Going through all gatsby-remark plugins in the Gatsby monorepo gives us gatsby-remark-katex and gatsby-remark-custom-blocks that integrate with remark-parse.

gatsby-remark-custom-blocks could be (should be?) changed to the generic directives syntax:

:::name[inline-content]{key=val}
contents, which are sometimes further block elements
:::

Math 🤔🤷‍♂️ It’s pretty common to support $foo$. Generic directives syntax would give :math[foo]. Could work as well?

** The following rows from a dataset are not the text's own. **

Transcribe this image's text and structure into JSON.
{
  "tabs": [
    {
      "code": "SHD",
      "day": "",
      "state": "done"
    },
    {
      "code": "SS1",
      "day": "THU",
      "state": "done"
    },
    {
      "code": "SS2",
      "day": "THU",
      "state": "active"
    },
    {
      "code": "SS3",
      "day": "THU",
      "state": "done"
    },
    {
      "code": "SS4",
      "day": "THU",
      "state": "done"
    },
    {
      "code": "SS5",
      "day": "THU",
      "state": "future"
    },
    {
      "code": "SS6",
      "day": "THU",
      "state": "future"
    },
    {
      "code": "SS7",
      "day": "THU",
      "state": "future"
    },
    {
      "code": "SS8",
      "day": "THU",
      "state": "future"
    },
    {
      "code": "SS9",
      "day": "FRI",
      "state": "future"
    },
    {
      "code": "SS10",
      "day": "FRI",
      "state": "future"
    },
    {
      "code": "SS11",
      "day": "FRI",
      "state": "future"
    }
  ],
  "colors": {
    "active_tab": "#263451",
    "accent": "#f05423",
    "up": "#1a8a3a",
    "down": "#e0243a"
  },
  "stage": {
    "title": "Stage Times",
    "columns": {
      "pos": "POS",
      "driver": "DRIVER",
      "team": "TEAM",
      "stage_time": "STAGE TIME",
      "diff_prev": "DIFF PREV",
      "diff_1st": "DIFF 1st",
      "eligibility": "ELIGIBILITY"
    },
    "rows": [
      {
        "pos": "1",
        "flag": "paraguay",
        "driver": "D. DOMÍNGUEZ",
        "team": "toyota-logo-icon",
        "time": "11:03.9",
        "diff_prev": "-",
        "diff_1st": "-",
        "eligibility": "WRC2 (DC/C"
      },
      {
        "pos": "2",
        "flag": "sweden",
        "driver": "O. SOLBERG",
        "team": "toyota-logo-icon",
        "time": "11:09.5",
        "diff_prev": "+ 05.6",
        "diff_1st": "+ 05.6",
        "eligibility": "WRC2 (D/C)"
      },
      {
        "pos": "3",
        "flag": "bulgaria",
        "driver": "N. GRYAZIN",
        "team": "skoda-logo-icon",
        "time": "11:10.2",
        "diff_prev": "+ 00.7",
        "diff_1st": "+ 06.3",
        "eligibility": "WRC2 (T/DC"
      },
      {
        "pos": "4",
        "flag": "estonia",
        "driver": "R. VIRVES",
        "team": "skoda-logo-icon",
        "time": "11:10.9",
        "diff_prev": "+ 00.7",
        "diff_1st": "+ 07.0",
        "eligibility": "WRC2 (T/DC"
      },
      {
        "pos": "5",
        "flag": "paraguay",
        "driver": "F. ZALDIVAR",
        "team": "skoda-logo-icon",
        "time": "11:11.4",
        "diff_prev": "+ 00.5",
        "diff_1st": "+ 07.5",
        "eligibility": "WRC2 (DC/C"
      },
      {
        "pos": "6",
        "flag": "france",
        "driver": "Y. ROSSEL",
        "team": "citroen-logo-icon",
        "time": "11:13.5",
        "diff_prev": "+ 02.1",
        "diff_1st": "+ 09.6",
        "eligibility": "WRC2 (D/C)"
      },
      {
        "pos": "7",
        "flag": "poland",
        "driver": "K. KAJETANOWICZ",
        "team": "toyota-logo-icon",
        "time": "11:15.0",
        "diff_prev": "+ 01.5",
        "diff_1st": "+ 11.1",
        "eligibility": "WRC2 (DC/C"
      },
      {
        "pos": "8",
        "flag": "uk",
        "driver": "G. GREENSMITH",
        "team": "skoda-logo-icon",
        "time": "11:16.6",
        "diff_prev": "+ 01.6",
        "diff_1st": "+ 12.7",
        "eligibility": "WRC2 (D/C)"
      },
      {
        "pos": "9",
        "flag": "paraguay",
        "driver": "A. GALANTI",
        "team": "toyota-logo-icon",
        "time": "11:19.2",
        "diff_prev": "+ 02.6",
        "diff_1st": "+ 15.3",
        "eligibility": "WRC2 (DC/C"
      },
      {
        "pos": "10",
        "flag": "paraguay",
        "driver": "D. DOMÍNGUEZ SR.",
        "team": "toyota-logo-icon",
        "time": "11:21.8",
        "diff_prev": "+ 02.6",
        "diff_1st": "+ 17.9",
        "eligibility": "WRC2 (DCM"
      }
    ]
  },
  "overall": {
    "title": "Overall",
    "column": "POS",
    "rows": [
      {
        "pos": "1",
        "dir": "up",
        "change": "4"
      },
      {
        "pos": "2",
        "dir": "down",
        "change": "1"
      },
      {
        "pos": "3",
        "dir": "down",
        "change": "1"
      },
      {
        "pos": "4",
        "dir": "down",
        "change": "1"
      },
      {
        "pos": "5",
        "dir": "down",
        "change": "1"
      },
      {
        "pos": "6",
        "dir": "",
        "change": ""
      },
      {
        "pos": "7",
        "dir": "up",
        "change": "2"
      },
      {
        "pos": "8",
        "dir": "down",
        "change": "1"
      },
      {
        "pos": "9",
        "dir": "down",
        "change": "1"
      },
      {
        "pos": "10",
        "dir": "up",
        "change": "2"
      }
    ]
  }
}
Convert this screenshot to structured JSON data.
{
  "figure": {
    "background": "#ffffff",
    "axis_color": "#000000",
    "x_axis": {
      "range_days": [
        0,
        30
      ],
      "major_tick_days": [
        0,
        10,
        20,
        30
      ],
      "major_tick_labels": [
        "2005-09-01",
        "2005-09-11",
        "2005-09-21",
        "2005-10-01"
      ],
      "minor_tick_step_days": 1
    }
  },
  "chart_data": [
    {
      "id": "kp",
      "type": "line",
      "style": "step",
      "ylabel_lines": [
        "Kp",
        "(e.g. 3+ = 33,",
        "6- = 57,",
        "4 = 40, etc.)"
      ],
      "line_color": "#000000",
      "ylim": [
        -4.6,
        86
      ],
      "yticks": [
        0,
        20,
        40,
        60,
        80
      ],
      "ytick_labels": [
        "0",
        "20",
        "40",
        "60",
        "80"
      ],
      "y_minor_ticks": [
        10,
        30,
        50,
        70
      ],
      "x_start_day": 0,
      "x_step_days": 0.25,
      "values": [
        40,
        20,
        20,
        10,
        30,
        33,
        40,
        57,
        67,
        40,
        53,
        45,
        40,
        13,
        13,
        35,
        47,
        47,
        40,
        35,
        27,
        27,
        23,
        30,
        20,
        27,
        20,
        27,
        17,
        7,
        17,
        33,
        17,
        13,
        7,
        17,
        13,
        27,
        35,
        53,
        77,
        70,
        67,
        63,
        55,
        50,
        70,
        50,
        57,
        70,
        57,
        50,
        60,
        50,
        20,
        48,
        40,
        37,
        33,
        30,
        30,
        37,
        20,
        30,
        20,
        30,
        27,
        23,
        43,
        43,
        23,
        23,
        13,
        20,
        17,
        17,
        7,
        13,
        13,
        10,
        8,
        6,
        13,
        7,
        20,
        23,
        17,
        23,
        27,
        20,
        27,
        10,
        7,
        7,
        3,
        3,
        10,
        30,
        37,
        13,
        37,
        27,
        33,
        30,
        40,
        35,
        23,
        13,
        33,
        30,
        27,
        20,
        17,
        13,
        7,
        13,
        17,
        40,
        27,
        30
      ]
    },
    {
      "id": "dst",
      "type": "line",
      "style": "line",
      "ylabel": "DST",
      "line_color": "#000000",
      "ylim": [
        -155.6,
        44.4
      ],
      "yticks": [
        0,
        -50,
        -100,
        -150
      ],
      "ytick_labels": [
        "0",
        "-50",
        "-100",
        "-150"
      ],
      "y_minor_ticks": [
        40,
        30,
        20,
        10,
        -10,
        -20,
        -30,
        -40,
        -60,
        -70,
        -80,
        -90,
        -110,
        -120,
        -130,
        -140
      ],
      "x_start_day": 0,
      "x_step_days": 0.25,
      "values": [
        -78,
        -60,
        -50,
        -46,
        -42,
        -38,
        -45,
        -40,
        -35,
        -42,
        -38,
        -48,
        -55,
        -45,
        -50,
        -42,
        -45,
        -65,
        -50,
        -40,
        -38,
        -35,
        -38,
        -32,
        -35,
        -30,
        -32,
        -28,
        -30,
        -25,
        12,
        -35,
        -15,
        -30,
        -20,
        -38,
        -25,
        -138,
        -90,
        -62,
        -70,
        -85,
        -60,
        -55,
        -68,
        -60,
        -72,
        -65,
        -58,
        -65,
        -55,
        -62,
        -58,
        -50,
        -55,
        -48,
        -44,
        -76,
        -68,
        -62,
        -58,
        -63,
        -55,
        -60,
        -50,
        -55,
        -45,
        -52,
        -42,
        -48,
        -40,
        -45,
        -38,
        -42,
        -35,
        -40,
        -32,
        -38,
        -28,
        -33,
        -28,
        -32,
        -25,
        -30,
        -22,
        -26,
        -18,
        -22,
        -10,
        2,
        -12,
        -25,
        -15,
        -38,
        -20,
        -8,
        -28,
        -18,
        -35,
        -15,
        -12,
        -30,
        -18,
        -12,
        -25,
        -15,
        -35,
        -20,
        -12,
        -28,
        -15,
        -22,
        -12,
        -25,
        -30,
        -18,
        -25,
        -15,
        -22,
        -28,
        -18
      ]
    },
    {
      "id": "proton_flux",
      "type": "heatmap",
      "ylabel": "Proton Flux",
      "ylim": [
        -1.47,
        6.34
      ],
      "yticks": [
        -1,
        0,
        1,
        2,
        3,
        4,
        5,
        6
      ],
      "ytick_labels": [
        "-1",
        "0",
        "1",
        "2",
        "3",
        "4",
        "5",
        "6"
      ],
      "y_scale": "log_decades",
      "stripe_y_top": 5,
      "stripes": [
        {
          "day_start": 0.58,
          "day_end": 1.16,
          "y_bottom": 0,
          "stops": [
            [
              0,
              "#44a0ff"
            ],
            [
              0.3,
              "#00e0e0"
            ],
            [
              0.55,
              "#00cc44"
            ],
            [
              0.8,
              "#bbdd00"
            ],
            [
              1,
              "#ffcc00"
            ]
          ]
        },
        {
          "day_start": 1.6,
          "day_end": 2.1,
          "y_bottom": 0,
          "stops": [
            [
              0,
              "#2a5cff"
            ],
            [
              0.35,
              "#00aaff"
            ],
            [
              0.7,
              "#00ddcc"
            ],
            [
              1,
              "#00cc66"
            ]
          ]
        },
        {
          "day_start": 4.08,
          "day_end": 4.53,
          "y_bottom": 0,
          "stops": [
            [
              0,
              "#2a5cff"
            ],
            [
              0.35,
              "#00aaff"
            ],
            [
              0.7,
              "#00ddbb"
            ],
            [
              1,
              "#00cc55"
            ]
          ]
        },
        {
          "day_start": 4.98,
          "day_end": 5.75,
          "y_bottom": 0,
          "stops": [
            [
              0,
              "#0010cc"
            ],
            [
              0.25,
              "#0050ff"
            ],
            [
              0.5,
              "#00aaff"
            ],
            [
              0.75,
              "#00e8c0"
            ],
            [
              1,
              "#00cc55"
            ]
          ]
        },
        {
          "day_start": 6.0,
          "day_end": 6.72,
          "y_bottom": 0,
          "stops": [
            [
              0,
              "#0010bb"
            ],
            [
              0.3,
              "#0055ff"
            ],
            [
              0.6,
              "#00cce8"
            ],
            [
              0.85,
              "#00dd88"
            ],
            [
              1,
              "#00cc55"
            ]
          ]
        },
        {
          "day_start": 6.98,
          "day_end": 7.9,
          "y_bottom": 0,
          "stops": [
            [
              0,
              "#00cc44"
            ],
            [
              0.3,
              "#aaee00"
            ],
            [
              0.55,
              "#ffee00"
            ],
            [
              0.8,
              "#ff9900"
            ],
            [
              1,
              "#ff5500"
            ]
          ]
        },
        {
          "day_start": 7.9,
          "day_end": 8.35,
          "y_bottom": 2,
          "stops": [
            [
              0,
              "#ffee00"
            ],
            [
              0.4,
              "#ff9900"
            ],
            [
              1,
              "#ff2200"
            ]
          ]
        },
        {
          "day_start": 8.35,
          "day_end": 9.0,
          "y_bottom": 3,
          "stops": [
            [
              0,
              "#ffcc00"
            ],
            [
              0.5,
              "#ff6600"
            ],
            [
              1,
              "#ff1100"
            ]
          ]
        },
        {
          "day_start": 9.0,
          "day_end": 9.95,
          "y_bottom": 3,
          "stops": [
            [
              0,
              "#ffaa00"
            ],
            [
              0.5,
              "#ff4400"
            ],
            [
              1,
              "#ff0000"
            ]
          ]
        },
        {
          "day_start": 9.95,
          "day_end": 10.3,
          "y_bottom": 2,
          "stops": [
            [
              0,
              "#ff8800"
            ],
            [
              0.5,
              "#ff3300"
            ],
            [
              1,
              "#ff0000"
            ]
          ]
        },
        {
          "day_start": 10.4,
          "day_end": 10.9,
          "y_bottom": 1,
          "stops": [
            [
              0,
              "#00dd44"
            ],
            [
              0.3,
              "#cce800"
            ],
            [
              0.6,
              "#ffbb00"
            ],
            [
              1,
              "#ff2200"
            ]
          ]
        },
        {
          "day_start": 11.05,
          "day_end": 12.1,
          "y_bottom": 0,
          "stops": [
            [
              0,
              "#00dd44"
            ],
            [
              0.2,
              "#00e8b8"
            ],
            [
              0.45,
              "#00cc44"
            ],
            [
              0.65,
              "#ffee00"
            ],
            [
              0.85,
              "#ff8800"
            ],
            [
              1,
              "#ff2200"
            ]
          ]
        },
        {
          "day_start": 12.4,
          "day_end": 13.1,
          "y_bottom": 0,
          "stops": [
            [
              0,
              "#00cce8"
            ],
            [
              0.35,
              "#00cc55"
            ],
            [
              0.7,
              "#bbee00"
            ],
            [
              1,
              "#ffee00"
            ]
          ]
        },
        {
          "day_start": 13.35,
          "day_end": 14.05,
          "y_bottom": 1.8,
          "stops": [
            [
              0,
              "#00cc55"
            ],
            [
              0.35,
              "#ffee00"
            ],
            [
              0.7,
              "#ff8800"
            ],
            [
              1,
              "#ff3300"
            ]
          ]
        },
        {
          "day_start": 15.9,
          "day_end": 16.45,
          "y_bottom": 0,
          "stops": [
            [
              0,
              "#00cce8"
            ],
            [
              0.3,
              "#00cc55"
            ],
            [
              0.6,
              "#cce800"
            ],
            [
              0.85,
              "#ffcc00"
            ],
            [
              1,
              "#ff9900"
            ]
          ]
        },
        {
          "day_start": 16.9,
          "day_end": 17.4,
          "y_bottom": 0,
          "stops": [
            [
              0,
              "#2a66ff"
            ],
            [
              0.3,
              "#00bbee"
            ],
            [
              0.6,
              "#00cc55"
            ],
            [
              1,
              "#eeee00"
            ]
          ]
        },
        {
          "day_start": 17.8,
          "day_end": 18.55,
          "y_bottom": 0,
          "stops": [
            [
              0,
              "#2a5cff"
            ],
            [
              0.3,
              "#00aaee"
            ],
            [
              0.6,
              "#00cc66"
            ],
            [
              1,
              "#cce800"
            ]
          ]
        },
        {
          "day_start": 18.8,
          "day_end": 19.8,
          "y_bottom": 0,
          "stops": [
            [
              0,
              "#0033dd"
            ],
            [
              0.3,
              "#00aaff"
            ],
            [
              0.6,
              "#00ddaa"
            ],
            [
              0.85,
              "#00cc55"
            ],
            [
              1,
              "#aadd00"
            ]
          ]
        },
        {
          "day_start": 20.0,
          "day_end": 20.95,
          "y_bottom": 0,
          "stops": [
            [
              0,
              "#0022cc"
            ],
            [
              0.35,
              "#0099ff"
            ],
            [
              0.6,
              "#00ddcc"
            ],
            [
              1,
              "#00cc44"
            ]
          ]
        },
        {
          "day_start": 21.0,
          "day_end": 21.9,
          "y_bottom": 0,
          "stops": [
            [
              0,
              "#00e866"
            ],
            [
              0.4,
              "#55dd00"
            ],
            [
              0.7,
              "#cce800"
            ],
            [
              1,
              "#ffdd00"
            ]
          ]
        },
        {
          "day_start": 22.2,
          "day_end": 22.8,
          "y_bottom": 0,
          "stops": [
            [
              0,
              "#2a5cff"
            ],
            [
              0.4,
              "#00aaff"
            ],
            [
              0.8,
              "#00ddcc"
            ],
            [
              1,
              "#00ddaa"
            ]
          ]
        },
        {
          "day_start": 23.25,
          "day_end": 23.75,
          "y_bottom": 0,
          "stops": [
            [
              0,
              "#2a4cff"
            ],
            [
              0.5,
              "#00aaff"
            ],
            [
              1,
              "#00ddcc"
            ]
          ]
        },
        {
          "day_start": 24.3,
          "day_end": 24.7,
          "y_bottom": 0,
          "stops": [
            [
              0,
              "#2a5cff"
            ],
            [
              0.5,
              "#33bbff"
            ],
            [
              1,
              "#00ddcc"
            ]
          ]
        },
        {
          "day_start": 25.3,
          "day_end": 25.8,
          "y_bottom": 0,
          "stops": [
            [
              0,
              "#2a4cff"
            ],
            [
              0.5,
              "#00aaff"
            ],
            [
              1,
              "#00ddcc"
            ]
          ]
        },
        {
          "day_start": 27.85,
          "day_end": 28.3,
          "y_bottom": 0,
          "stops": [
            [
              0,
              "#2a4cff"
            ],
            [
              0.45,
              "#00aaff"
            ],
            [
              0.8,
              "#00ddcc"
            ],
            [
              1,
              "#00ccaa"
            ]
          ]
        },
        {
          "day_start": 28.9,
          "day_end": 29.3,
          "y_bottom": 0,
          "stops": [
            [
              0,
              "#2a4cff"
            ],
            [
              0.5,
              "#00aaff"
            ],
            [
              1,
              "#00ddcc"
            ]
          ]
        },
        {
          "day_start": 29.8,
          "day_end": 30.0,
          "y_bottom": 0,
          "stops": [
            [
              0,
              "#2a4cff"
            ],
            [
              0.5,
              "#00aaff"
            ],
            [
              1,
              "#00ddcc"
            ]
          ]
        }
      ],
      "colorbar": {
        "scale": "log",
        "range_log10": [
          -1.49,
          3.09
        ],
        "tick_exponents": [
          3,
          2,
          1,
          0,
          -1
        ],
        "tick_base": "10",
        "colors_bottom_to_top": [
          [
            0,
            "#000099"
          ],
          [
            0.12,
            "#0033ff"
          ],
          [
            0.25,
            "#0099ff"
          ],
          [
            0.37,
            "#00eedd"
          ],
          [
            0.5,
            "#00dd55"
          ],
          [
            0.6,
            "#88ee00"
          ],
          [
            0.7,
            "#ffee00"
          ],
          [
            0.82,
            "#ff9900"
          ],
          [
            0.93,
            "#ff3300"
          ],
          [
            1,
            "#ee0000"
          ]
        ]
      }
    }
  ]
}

Gatsby folks, what do you think about the remark ecosystem dropping support for any extensions? And instead, supporting only a couple (frontmatter, GFM, MDX, and generic directives)?

/cc @johno @ChristopherBiscardi @sidharthachatterjee

vhf commented 4 years ago

Do you have an example of how Babel allows custom syntax? What I found is that Babel has syntax plugins but those pass an option to the parser (essentially flow: true).

I don't sorry, disregard this comment as it's based on what I remember from contributing to Babel, I could be wrong about that and it was Babel 6.x, 4 years ago 😱

Oh and a question: could the whole zestedesavoir content be converted from its older custom syntax, to a new standard?

Unfortunately not, for two main reasons:

  1. 15k users have been relying on the current syntax for over 5 years (I personally wouldn't take on the task of convincing people to switch to a new syntax)
  2. there are currently 334k content written using the current syntax, for obvious reasons this content is stored twice in an RDBMS: once as Markdown, once as rendered HTML, converting the Markdown and rerendering the HTML would probably be time-consuming in and by itself, even more so because I'm pretty sure it will be error-prone (old content, weird glitches, etc).

I'd say we would either fork to reimplement the syntax, or stay on our current stack and possibly maintain whatever dependency becomes deprecated upstream if need be. What we currently have is pretty stable and I still see it as a viable option. :)

wooorm commented 3 years ago

These are now supported in micromark. I’ll add more on how they work in cmsm later.